Posted on the 16 August 2014 by Haricharanpudipeddi @pudiharicharan

Movie: Singham Returns

Director: Rohit Shetty

Cast: Ajay Devgn, Kareena Kapoor, Amole Gupta, Dayanand Shetty, Anupam Kher, Zakir Hussain, Sharat Saxena

Rating: **

Singham Returns explains the frivolity of commercial films when parameters of a successful original don’t justify but defeat the purpose of the making itself. Not being an extension to the remake of the Tamil film by the same name in its 140 minute lifespan, the total drama surrounding Aata Maajhi Satakli, an over-the-top lady love, corrupt politicos and system-cleaning acts is an outdated, tiring wannabe of an engaging commercial potboiler.

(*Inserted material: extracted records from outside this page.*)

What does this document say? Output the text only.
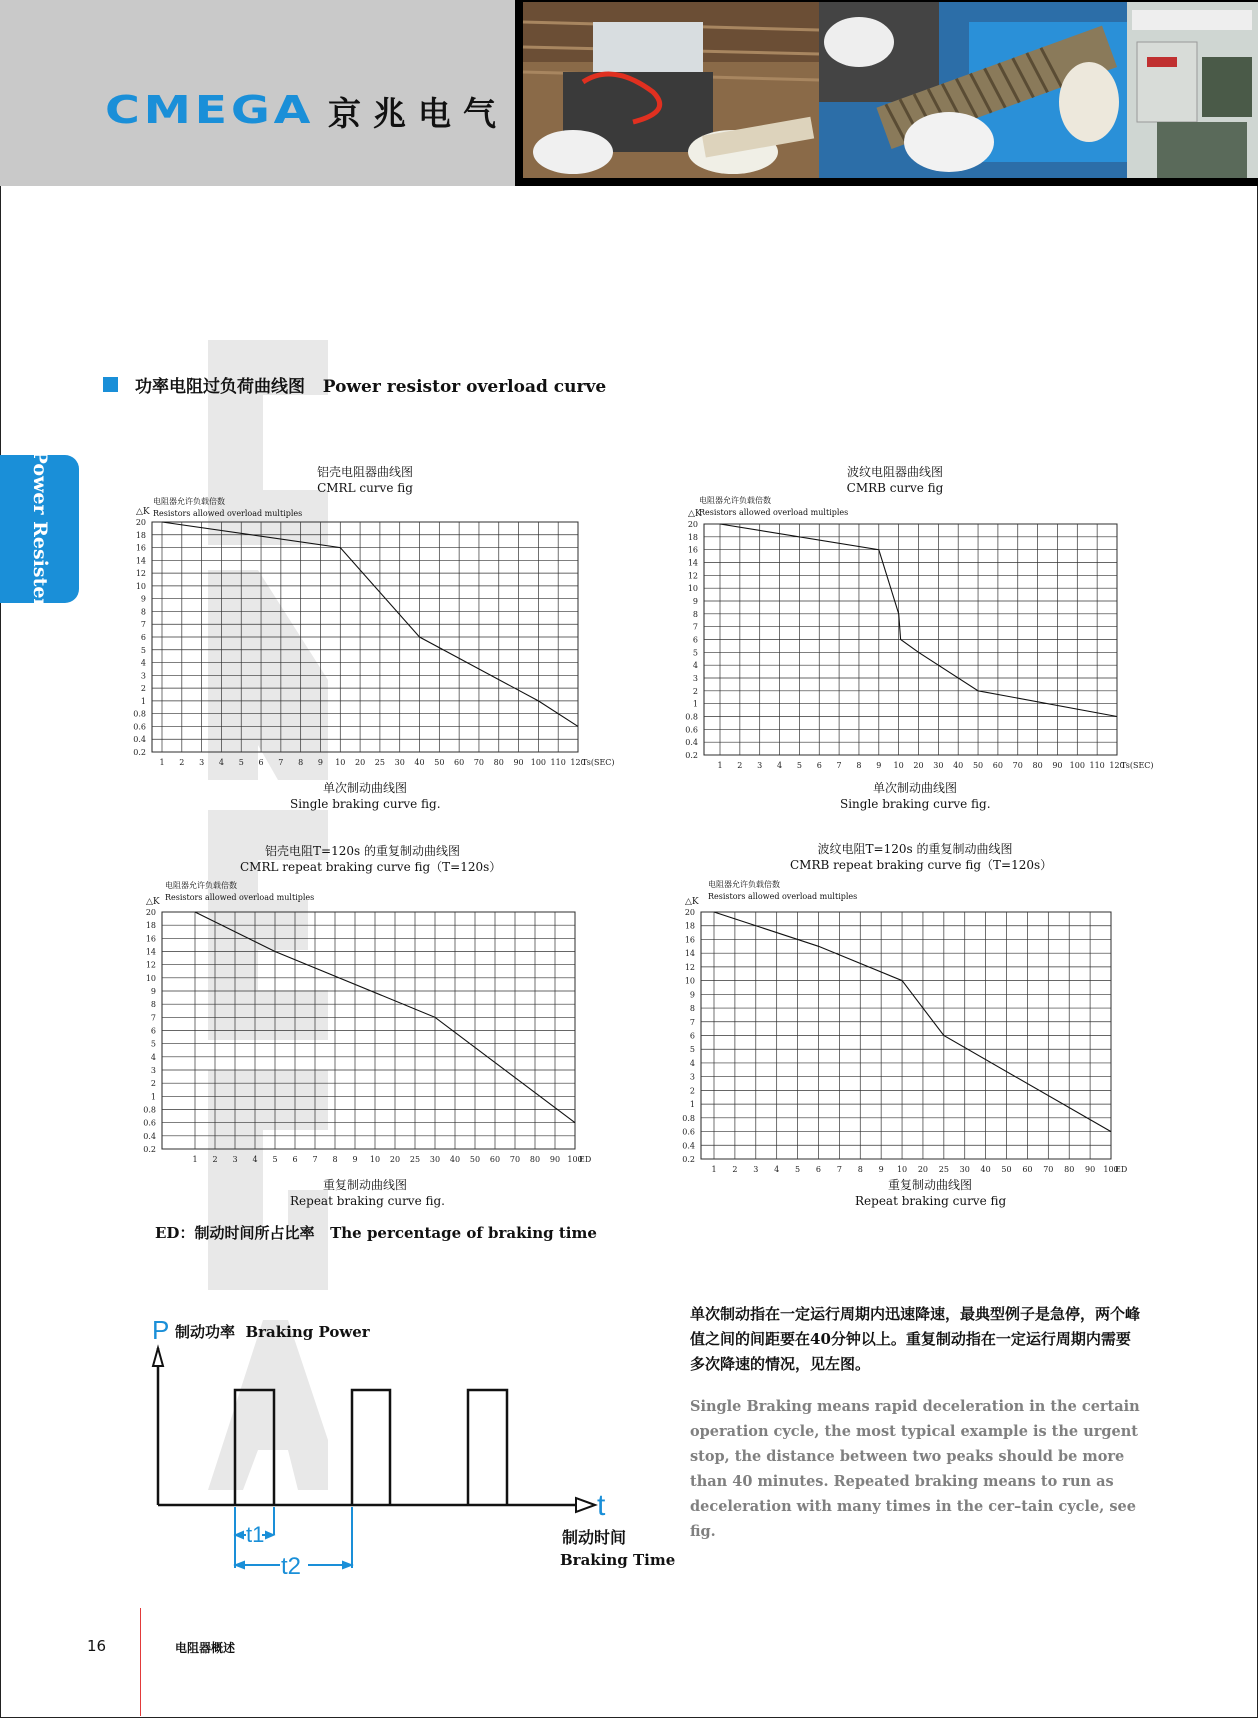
CMEGA 京兆电气
Power Resister
功率电阻过负荷曲线图   Power resistor overload curve
铝壳电阻器曲线图
CMRL curve fig
电阻器允许负载倍数
Resistors allowed overload multiples
20
18
16
14
12
10
9
8
7
6
5
4
3
2
1
0.8
0.6
0.4
0.2
1 2 3 4 5 6 7 8 9 10 20 25 30 40 50 60 70 80 90 100 110 120
Ts(SEC)
△K
单次制动曲线图
Single braking curve fig.
波纹电阻器曲线图
CMRB curve fig
电阻器允许负载倍数
Resistors allowed overload multiples
20
18
16
14
12
10
9
8
7
6
5
4
3
2
1
0.8
0.6
0.4
0.2
1 2 3 4 5 6 7 8 9 10 20 30 40 50 60 70 80 90 100 110 120
Ts(SEC)
△K
单次制动曲线图
Single braking curve fig.
铝壳电阻T=120s 的重复制动曲线图
CMRL repeat braking curve fig（T=120s）
电阻器允许负载倍数
Resistors allowed overload multiples
20
18
16
14
12
10
9
8
7
6
5
4
3
2
1
0.8
0.6
0.4
0.2
1 2 3 4 5 6 7 8 9 10 20 25 30 40 50 60 70 80 90 100
ED
△K
重复制动曲线图
Repeat braking curve fig.
波纹电阻T=120s 的重复制动曲线图
CMRB repeat braking curve fig（T=120s）
电阻器允许负载倍数
Resistors allowed overload multiples
20
18
16
14
12
10
9
8
7
6
5
4
3
2
1
0.8
0.6
0.4
0.2
1 2 3 4 5 6 7 8 9 10 20 25 30 40 50 60 70 80 90 100
ED
△K
重复制动曲线图
Repeat braking curve fig
ED：制动时间所占比率   The percentage of braking time
P 制动功率  Braking Power
t
t1
t2
制动时间
Braking Time
单次制动指在一定运行周期内迅速降速，最典型例子是急停，两个峰值之间的间距要在40分钟以上。重复制动指在一定运行周期内需要多次降速的情况，见左图。
Single Braking means rapid deceleration in the certain operation cycle, the most typical example is the urgent stop, the distance between two peaks should be more than 40 minutes. Repeated braking means to run as deceleration with many times in the cer–tain cycle, see fig.
16	电阻器概述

Though the mild references to current political scenarios give it a bearable start, the lack of ideas, say even of a proper antagonist or a conflict jeopardises its minimal credibility at stake. A few action sequences that remind you of vintage Rohit Shetty is the biggest bargain you can afford out of this.

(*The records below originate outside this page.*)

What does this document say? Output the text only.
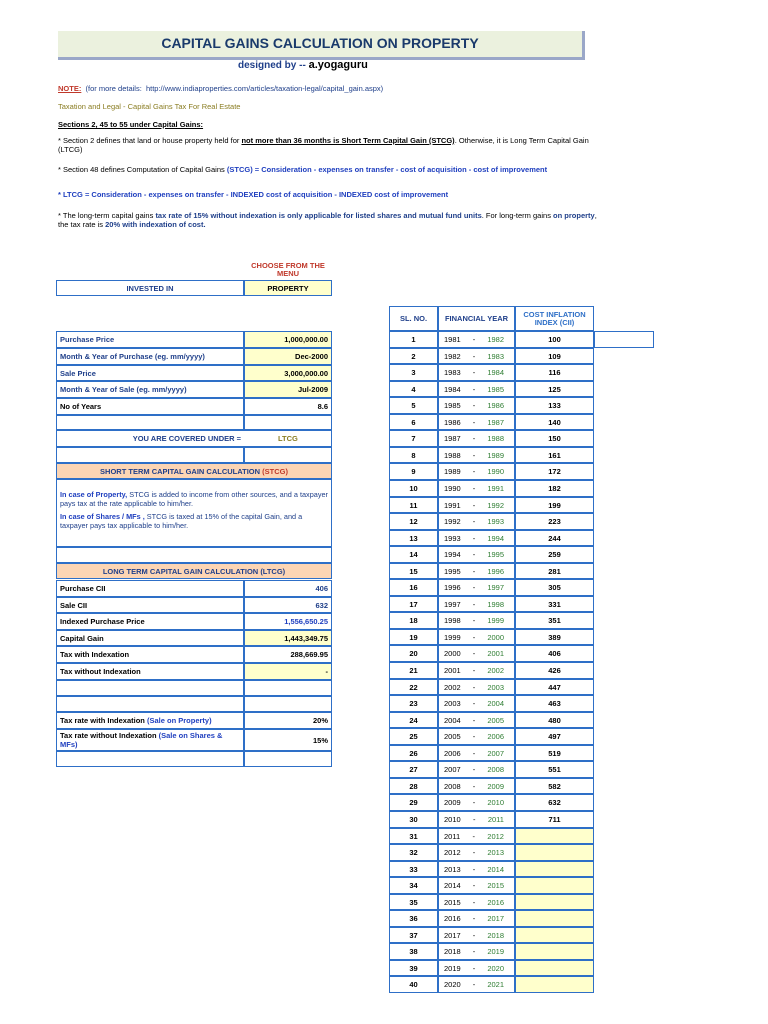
CAPITAL GAINS CALCULATION ON PROPERTY
designed by -- a.yogaguru
NOTE: (for more details: http://www.indiaproperties.com/articles/taxation-legal/capital_gain.aspx)
Taxation and Legal - Capital Gains Tax For Real Estate
Sections 2, 45 to 55 under Capital Gains:
* Section 2 defines that land or house property held for not more than 36 months is Short Term Capital Gain (STCG). Otherwise, it is Long Term Capital Gain (LTCG)
* Section 48 defines Computation of Capital Gains (STCG) = Consideration - expenses on transfer - cost of acquisition - cost of improvement
* LTCG = Consideration - expenses on transfer - INDEXED cost of acquisition - INDEXED cost of improvement
* The long-term capital gains tax rate of 15% without indexation is only applicable for listed shares and mutual fund units. For long-term gains on property, the tax rate is 20% with indexation of cost.
CHOOSE FROM THE MENU
INVESTED IN	PROPERTY
Purchase Price	1,000,000.00
Month & Year of Purchase (eg. mm/yyyy)	Dec-2000
Sale Price	3,000,000.00
Month & Year of Sale (eg. mm/yyyy)	Jul-2009
No of Years	8.6
YOU ARE COVERED UNDER =	LTCG
SHORT TERM CAPITAL GAIN CALCULATION
(STCG)
In case of Property, STCG is added to income from other sources, and a taxpayer pays tax at the rate applicable to him/her.
In case of Shares / MFs , STCG is taxed at 15% of the capital Gain, and a taxpayer pays tax applicable to him/her.
LONG TERM CAPITAL GAIN CALCULATION
(LTCG)
Purchase CII	406
Sale CII	632
Indexed Purchase Price	1,556,650.25
Capital Gain	1,443,349.75
Tax with Indexation	288,669.95
Tax without Indexation	-
Tax rate with Indexation
(Sale on Property)	20%
Tax rate without Indexation (Sale on Shares & MFs)	15%
SL. NO.	FINANCIAL YEAR	COST INFLATION INDEX (CII)
1	1981 - 1982	100
2	1982 - 1983	109
3	1983 - 1984	116
4	1984 - 1985	125
5	1985 - 1986	133
6	1986 - 1987	140
7	1987 - 1988	150
8	1988 - 1989	161
9	1989 - 1990	172
10	1990 - 1991	182
11	1991 - 1992	199
12	1992 - 1993	223
13	1993 - 1994	244
14	1994 - 1995	259
15	1995 - 1996	281
16	1996 - 1997	305
17	1997 - 1998	331
18	1998 - 1999	351
19	1999 - 2000	389
20	2000 - 2001	406
21	2001 - 2002	426
22	2002 - 2003	447
23	2003 - 2004	463
24	2004 - 2005	480
25	2005 - 2006	497
26	2006 - 2007	519
27	2007 - 2008	551
28	2008 - 2009	582
29	2009 - 2010	632
30	2010 - 2011	711
31	2011 - 2012
32	2012 - 2013
33	2013 - 2014
34	2014 - 2015
35	2015 - 2016
36	2016 - 2017
37	2017 - 2018
38	2018 - 2019
39	2019 - 2020
40	2020 - 2021
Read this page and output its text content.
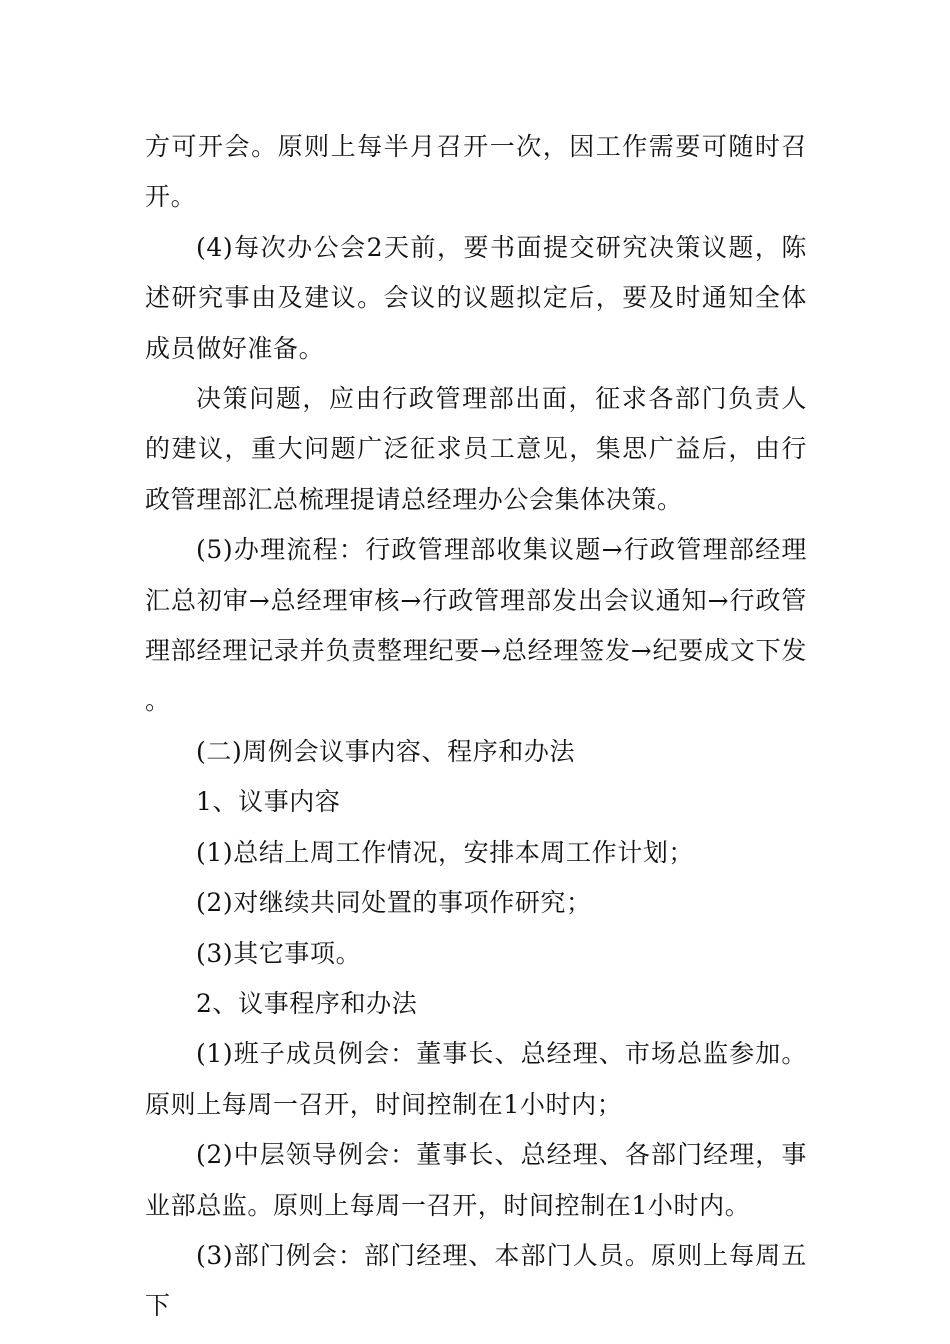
方可开会。原则上每半月召开一次，因工作需要可随时召开。

(4)每次办公会2天前，要书面提交研究决策议题，陈述研究事由及建议。会议的议题拟定后，要及时通知全体成员做好准备。

决策问题，应由行政管理部出面，征求各部门负责人的建议，重大问题广泛征求员工意见，集思广益后，由行政管理部汇总梳理提请总经理办公会集体决策。

(5)办理流程：行政管理部收集议题→行政管理部经理汇总初审→总经理审核→行政管理部发出会议通知→行政管理部经理记录并负责整理纪要→总经理签发→纪要成文下发。

(二)周例会议事内容、程序和办法

1、议事内容

(1)总结上周工作情况，安排本周工作计划；

(2)对继续共同处置的事项作研究；

(3)其它事项。

2、议事程序和办法

(1)班子成员例会：董事长、总经理、市场总监参加。原则上每周一召开，时间控制在1小时内；

(2)中层领导例会：董事长、总经理、各部门经理，事业部总监。原则上每周一召开，时间控制在1小时内。

(3)部门例会：部门经理、本部门人员。原则上每周五下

When you can foresee the path of the narrative within the first hour where a major character gets killed and bear the abuse of an actress of Kareena Kapoor’s calibre soon enough, the only thing that keeps you guessing is the decibel-level fest that Ajay Devgan and his crew desperately compete for.

It is a film where the romance is a torturous force-fit, to an extent that a murder is followed by slapstick humour, a so called Lady Singham parody, where Kareena works hard to do a Johnny Lever, to fill the spaces. Neither the masala action dose nor the romance, at best fabricated, feels a genuine addition.

There are two and a half villains in the movie inclusive of the assured duo of Amole Gupte and Zakir Hussain besides Mahesh Manjrekar who struggles to choose his court. But you guessed it right, the film doesn’t have a single Prakash Raj, like Singham to evoke the smallest of scares. The action sequences are crisp, multifarious in number and so are the warnings doled out moment after moment. They are screaming for some attention.

The CM of a state endorses the transformation of cops, who take up a shirt-less parade on the streets, into a mob that threatens the daylights out of the villains. A namesake happening journalist asks Ajay Devgan before the title credits, “Tum Kabhi Nahi Sudroge Kya ?” Was that a pun on the makers themselves ? As opposed to the film’s ‘give but not take’ policy, you neither want to take the tickets nor give yourself a glimpse of this imposter. Singham returns only to a jungle of unfavorable stereotypes.